Gonner (Xbox One, PC)
I played Gonner for 10 minutes before exiting back out to the Xbox store page to try and figure out what it was exactly, but within that 10 minutes, I was already in love. Gonner is a roguelike shooter/platformer game with weird visual design, a nearly non-existent plot, and mechanics that take some time to make sense. But wow, does it have a strong, and immediately compelling, sense of style. The game is a bit like Spelunky, but far more abstract. You move between levels by letting worms swallow you, collect glyphs to revive upon any unexpected deaths, and overcome challenges by jumping on and shooting various red, blobby enemies with whatever guns you find. You're encouraged to visit Death for supplies between runs, and you can upgrade your character (a strange little green dude who is apparently doing all of this to please his only friend, who is a whale) as you go. Gonner is a definite hidden gem with a distinct charm that's hard to explain--which makes Xbox Game Pass the perfect place for it, because you need to try it for yourself.
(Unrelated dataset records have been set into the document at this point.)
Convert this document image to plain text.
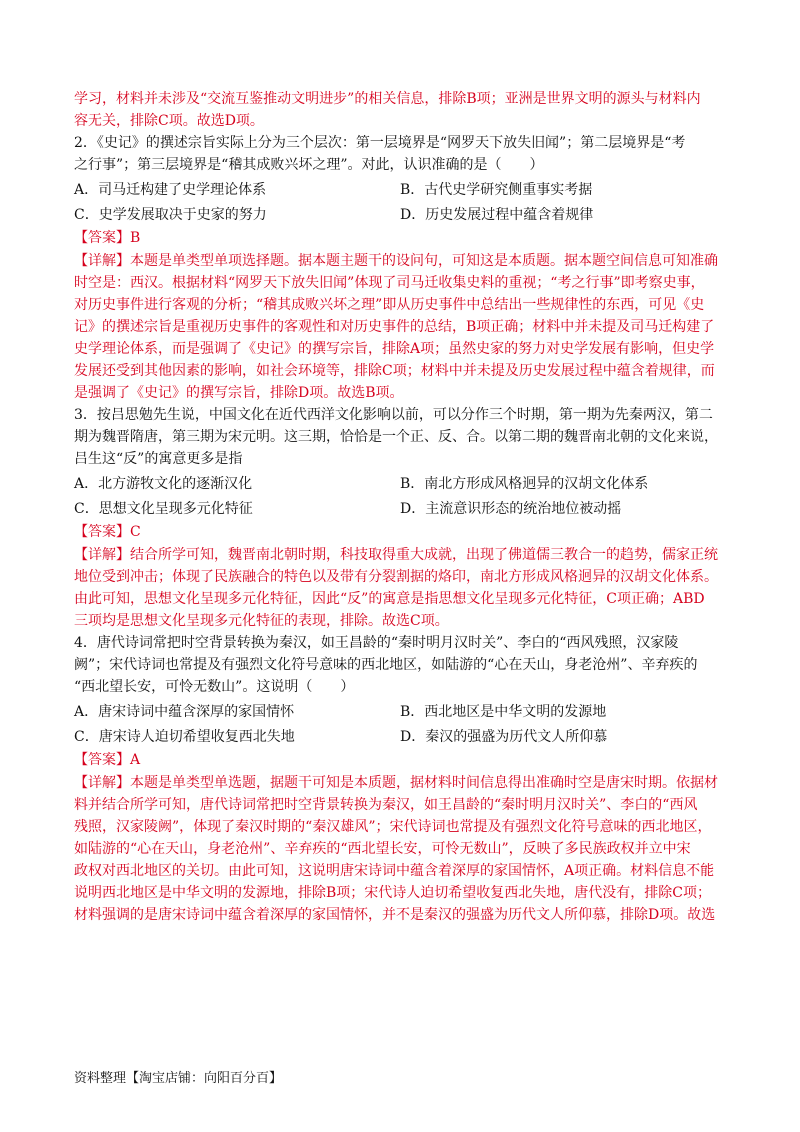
学习，材料并未涉及“交流互鉴推动文明进步”的相关信息，排除B项；亚洲是世界文明的源头与材料内
容无关，排除C项。故选D项。
2．《史记》的撰述宗旨实际上分为三个层次：第一层境界是“网罗天下放失旧闻”；第二层境界是“考
之行事”；第三层境界是“稽其成败兴坏之理”。对此，认识准确的是（　　）
A．司马迁构建了史学理论体系	B．古代史学研究侧重事实考据
C．史学发展取决于史家的努力	D．历史发展过程中蕴含着规律
【答案】B
【详解】本题是单类型单项选择题。据本题主题干的设问句，可知这是本质题。据本题空间信息可知准确
时空是：西汉。根据材料“网罗天下放失旧闻”体现了司马迁收集史料的重视；“考之行事”即考察史事，
对历史事件进行客观的分析；“稽其成败兴坏之理”即从历史事件中总结出一些规律性的东西，可见《史
记》的撰述宗旨是重视历史事件的客观性和对历史事件的总结，B项正确；材料中并未提及司马迁构建了
史学理论体系，而是强调了《史记》的撰写宗旨，排除A项；虽然史家的努力对史学发展有影响，但史学
发展还受到其他因素的影响，如社会环境等，排除C项；材料中并未提及历史发展过程中蕴含着规律，而
是强调了《史记》的撰写宗旨，排除D项。故选B项。
3．按吕思勉先生说，中国文化在近代西洋文化影响以前，可以分作三个时期，第一期为先秦两汉，第二
期为魏晋隋唐，第三期为宋元明。这三期，恰恰是一个正、反、合。以第二期的魏晋南北朝的文化来说，
吕生这“反”的寓意更多是指
A．北方游牧文化的逐渐汉化	B．南北方形成风格迥异的汉胡文化体系
C．思想文化呈现多元化特征	D．主流意识形态的统治地位被动摇
【答案】C
【详解】结合所学可知，魏晋南北朝时期，科技取得重大成就，出现了佛道儒三教合一的趋势，儒家正统
地位受到冲击；体现了民族融合的特色以及带有分裂割据的烙印，南北方形成风格迥异的汉胡文化体系。
由此可知，思想文化呈现多元化特征，因此“反”的寓意是指思想文化呈现多元化特征，C项正确；ABD
三项均是思想文化呈现多元化特征的表现，排除。故选C项。
4．唐代诗词常把时空背景转换为秦汉，如王昌龄的“秦时明月汉时关”、李白的“西风残照，汉家陵
阙”；宋代诗词也常提及有强烈文化符号意味的西北地区，如陆游的“心在天山，身老沧州”、辛弃疾的
“西北望长安，可怜无数山”。这说明（　　）
A．唐宋诗词中蕴含深厚的家国情怀	B．西北地区是中华文明的发源地
C．唐宋诗人迫切希望收复西北失地	D．秦汉的强盛为历代文人所仰慕
【答案】A
【详解】本题是单类型单选题，据题干可知是本质题，据材料时间信息得出准确时空是唐宋时期。依据材
料并结合所学可知，唐代诗词常把时空背景转换为秦汉，如王昌龄的“秦时明月汉时关”、李白的“西风
残照，汉家陵阙”，体现了秦汉时期的“秦汉雄风”；宋代诗词也常提及有强烈文化符号意味的西北地区，
如陆游的“心在天山，身老沧州”、辛弃疾的“西北望长安，可怜无数山”，反映了多民族政权并立中宋
政权对西北地区的关切。由此可知，这说明唐宋诗词中蕴含着深厚的家国情怀，A项正确。材料信息不能
说明西北地区是中华文明的发源地，排除B项；宋代诗人迫切希望收复西北失地，唐代没有，排除C项；
材料强调的是唐宋诗词中蕴含着深厚的家国情怀，并不是秦汉的强盛为历代文人所仰慕，排除D项。故选
资料整理【淘宝店铺：向阳百分百】
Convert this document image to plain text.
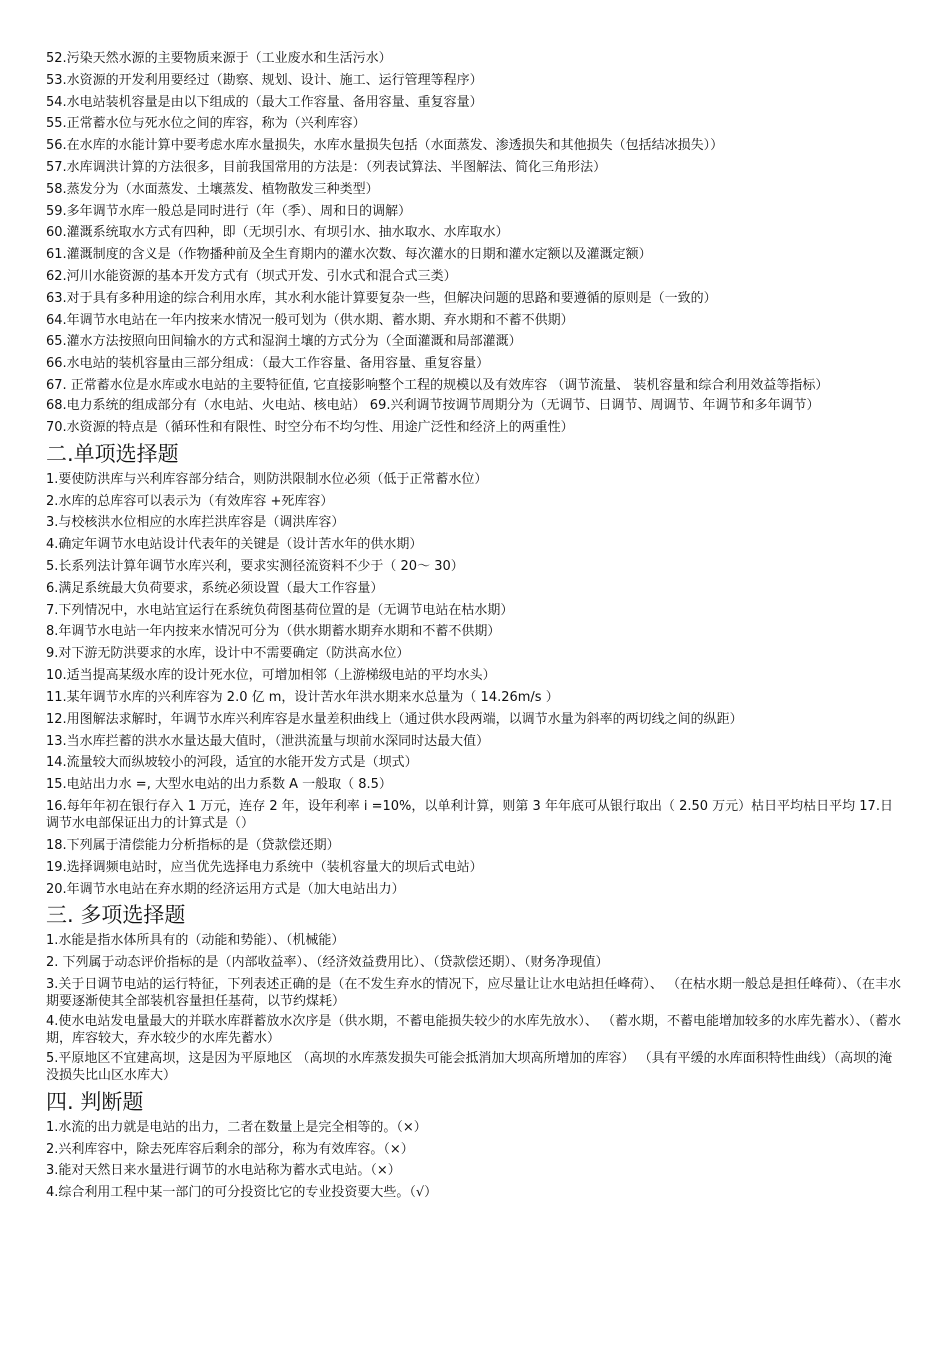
52.污染天然水源的主要物质来源于（工业废水和生活污水）
53.水资源的开发利用要经过（勘察、规划、设计、施工、运行管理等程序）
54.水电站装机容量是由以下组成的（最大工作容量、备用容量、重复容量）
55.正常蓄水位与死水位之间的库容，称为（兴利库容）
56.在水库的水能计算中要考虑水库水量损失，水库水量损失包括（水面蒸发、渗透损失和其他损失（包括结冰损失））
57.水库调洪计算的方法很多，目前我国常用的方法是：（列表试算法、半图解法、简化三角形法）
58.蒸发分为（水面蒸发、土壤蒸发、植物散发三种类型）
59.多年调节水库一般总是同时进行（年（季）、周和日的调解）
60.灌溉系统取水方式有四种，即（无坝引水、有坝引水、抽水取水、水库取水）
61.灌溉制度的含义是（作物播种前及全生育期内的灌水次数、每次灌水的日期和灌水定额以及灌溉定额）
62.河川水能资源的基本开发方式有（坝式开发、引水式和混合式三类）
63.对于具有多种用途的综合利用水库，其水利水能计算要复杂一些，但解决问题的思路和要遵循的原则是（一致的）
64.年调节水电站在一年内按来水情况一般可划为（供水期、蓄水期、弃水期和不蓄不供期）
65.灌水方法按照向田间输水的方式和湿润土壤的方式分为（全面灌溉和局部灌溉）
66.水电站的装机容量由三部分组成：（最大工作容量、备用容量、重复容量）
67. 正常蓄水位是水库或水电站的主要特征值, 它直接影响整个工程的规模以及有效库容 （调节流量、 装机容量和综合利用效益等指标）
68.电力系统的组成部分有（水电站、火电站、核电站） 69.兴利调节按调节周期分为（无调节、日调节、周调节、年调节和多年调节）
70.水资源的特点是（循环性和有限性、时空分布不均匀性、用途广泛性和经济上的两重性）
二.单项选择题
1.要使防洪库与兴利库容部分结合，则防洪限制水位必须（低于正常蓄水位）
2.水库的总库容可以表示为（有效库容 +死库容）
3.与校核洪水位相应的水库拦洪库容是（调洪库容）
4.确定年调节水电站设计代表年的关键是（设计苦水年的供水期）
5.长系列法计算年调节水库兴利，要求实测径流资料不少于（ 20～ 30）
6.满足系统最大负荷要求，系统必须设置（最大工作容量）
7.下列情况中，水电站宜运行在系统负荷图基荷位置的是（无调节电站在枯水期）
8.年调节水电站一年内按来水情况可分为（供水期蓄水期弃水期和不蓄不供期）
9.对下游无防洪要求的水库，设计中不需要确定（防洪高水位）
10.适当提高某级水库的设计死水位，可增加相邻（上游梯级电站的平均水头）
11.某年调节水库的兴利库容为 2.0 亿 m，设计苦水年洪水期来水总量为（ 14.26m/s ）
12.用图解法求解时，年调节水库兴利库容是水量差积曲线上（通过供水段两端，以调节水量为斜率的两切线之间的纵距）
13.当水库拦蓄的洪水水量达最大值时，（泄洪流量与坝前水深同时达最大值）
14.流量较大而纵坡较小的河段，适宜的水能开发方式是（坝式）
15.电站出力水 =, 大型水电站的出力系数 A 一般取（ 8.5）
16.每年年初在银行存入 1 万元，连存 2 年，设年利率 i =10%，以单利计算，则第 3 年年底可从银行取出（ 2.50 万元）枯日平均枯日平均 17.日调节水电部保证出力的计算式是（）
18.下列属于清偿能力分析指标的是（贷款偿还期）
19.选择调频电站时，应当优先选择电力系统中（装机容量大的坝后式电站）
20.年调节水电站在弃水期的经济运用方式是（加大电站出力）
三. 多项选择题
1.水能是指水体所具有的（动能和势能）、（机械能）
2. 下列属于动态评价指标的是（内部收益率）、（经济效益费用比）、（贷款偿还期）、（财务净现值）
3.关于日调节电站的运行特征，下列表述正确的是（在不发生弃水的情况下，应尽量让让水电站担任峰荷）、 （在枯水期一般总是担任峰荷）、（在丰水期要逐渐使其全部装机容量担任基荷，以节约煤耗）
4.使水电站发电量最大的并联水库群蓄放水次序是（供水期，不蓄电能损失较少的水库先放水）、 （蓄水期，不蓄电能增加较多的水库先蓄水）、（蓄水期，库容较大，弃水较少的水库先蓄水）
5.平原地区不宜建高坝，这是因为平原地区 （高坝的水库蒸发损失可能会抵消加大坝高所增加的库容） （具有平缓的水库面积特性曲线）（高坝的淹没损失比山区水库大）
四. 判断题
1.水流的出力就是电站的出力，二者在数量上是完全相等的。（×）
2.兴利库容中，除去死库容后剩余的部分，称为有效库容。（×）
3.能对天然日来水量进行调节的水电站称为蓄水式电站。（×）
4.综合利用工程中某一部门的可分投资比它的专业投资要大些。（√）
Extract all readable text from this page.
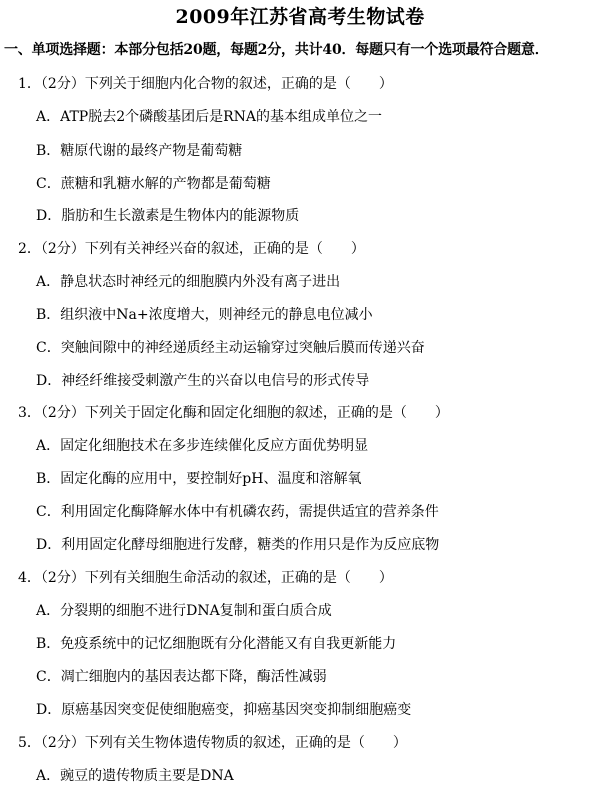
2009年江苏省高考生物试卷
一、单项选择题：本部分包括20题，每题2分，共计40．每题只有一个选项最符合题意．
1．（2分）下列关于细胞内化合物的叙述，正确的是（　　）
A．ATP脱去2个磷酸基团后是RNA的基本组成单位之一
B．糖原代谢的最终产物是葡萄糖
C．蔗糖和乳糖水解的产物都是葡萄糖
D．脂肪和生长激素是生物体内的能源物质
2．（2分）下列有关神经兴奋的叙述，正确的是（　　）
A．静息状态时神经元的细胞膜内外没有离子进出
B．组织液中Na+浓度增大，则神经元的静息电位减小
C．突触间隙中的神经递质经主动运输穿过突触后膜而传递兴奋
D．神经纤维接受刺激产生的兴奋以电信号的形式传导
3．（2分）下列关于固定化酶和固定化细胞的叙述，正确的是（　　）
A．固定化细胞技术在多步连续催化反应方面优势明显
B．固定化酶的应用中，要控制好pH、温度和溶解氧
C．利用固定化酶降解水体中有机磷农药，需提供适宜的营养条件
D．利用固定化酵母细胞进行发酵，糖类的作用只是作为反应底物
4．（2分）下列有关细胞生命活动的叙述，正确的是（　　）
A．分裂期的细胞不进行DNA复制和蛋白质合成
B．免疫系统中的记忆细胞既有分化潜能又有自我更新能力
C．凋亡细胞内的基因表达都下降，酶活性减弱
D．原癌基因突变促使细胞癌变，抑癌基因突变抑制细胞癌变
5．（2分）下列有关生物体遗传物质的叙述，正确的是（　　）
A．豌豆的遗传物质主要是DNA
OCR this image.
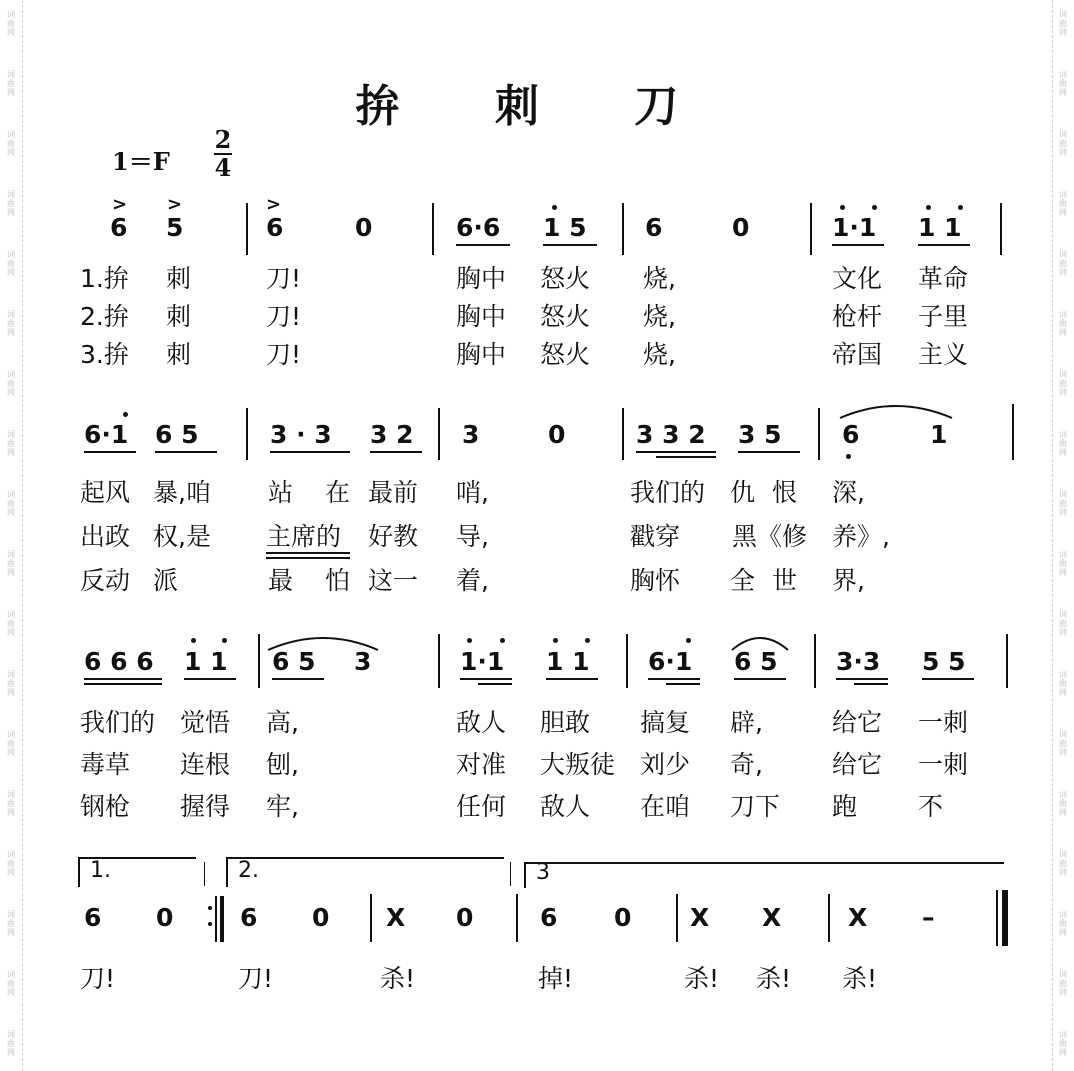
拚 刺 刀
1＝F
2
4
> >	>
6 5	6	0	6·6 1 5 6	0	1·1 1 1
1.拚 刺	刀!	胸中 怒火 烧,	文化 革命
2.拚 刺	刀!	胸中 怒火 烧,	枪杆 子里
3.拚 刺	刀!	胸中 怒火 烧,	帝国 主义
6·1 6 5	3 · 3 3 2 3	0	3 3 2 3 5 6	1
起风 暴,咱 站 在 最前 哨,	我们的 仇 恨 深,
出政 权,是 主席的 好教 导,	戳穿 黑《修 养》,
反动 派	最 怕 这一 着,	胸怀 全 世 界,
6 6 6 1 1 6 5 3	1·1 1 1 6·1 6 5 3·3 5 5
我们的 觉悟 高,	敌人 胆敢 搞复 辟,	给它 一刺
毒草 连根 刨,	对准 大叛徒 刘少 奇,	给它 一刺
钢枪 握得 牢,	任何 敌人 在咱 刀下 跑 不
1.	2.	3
6 0	6 0 X 0	6 0 X X	X –
刀!	刀!	杀!	掉!	杀! 杀! 杀!
词
曲
网
词
曲
网
词
曲
网
词
曲
网
词
曲
网
词
曲
网
词
曲
网
词
曲
网
词
曲
网
词
曲
网
词
曲
网
词
曲
网
词
曲
网
词
曲
网
词
曲
网
词
曲
网
词
曲
网
词
曲
网
词
曲
网
词
曲
网
词
曲
网
词
曲
网
词
曲
网
词
曲
网
词
曲
网
词
曲
网
词
曲
网
词
曲
网
词
曲
网
词
曲
网
词
曲
网
词
曲
网
词
曲
网
词
曲
网
词
曲
网
词
曲
网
The Turing Test (Xbox One, PC)
The Turing Test is one of many games from the last 12 years that owes a very obvious debt to Portal, and while it's not the immediate classic Valve's game was, it does do enough to stand out in its own right. It's a five-odd hour experience where you explore a facility orbiting Europa, solving puzzles at the behest of Tom, the facility's AI. There are narrative hooks that emerge immediately (your crew is apparently in danger and needs you to get through the training modules to reach them), and the puzzles--while never quite bending your brain--are engaging and fun to solve. You're armed with a special gun that can suck up orbs and fire them into slots around the station, powering objects and opening doors, which serves as the focus for most of the game's puzzles. It's an enjoyable experience, and while there are better games in the genre, it's definitely worth a look on Game Pass if you want to keep your brain sharp during self-isolation.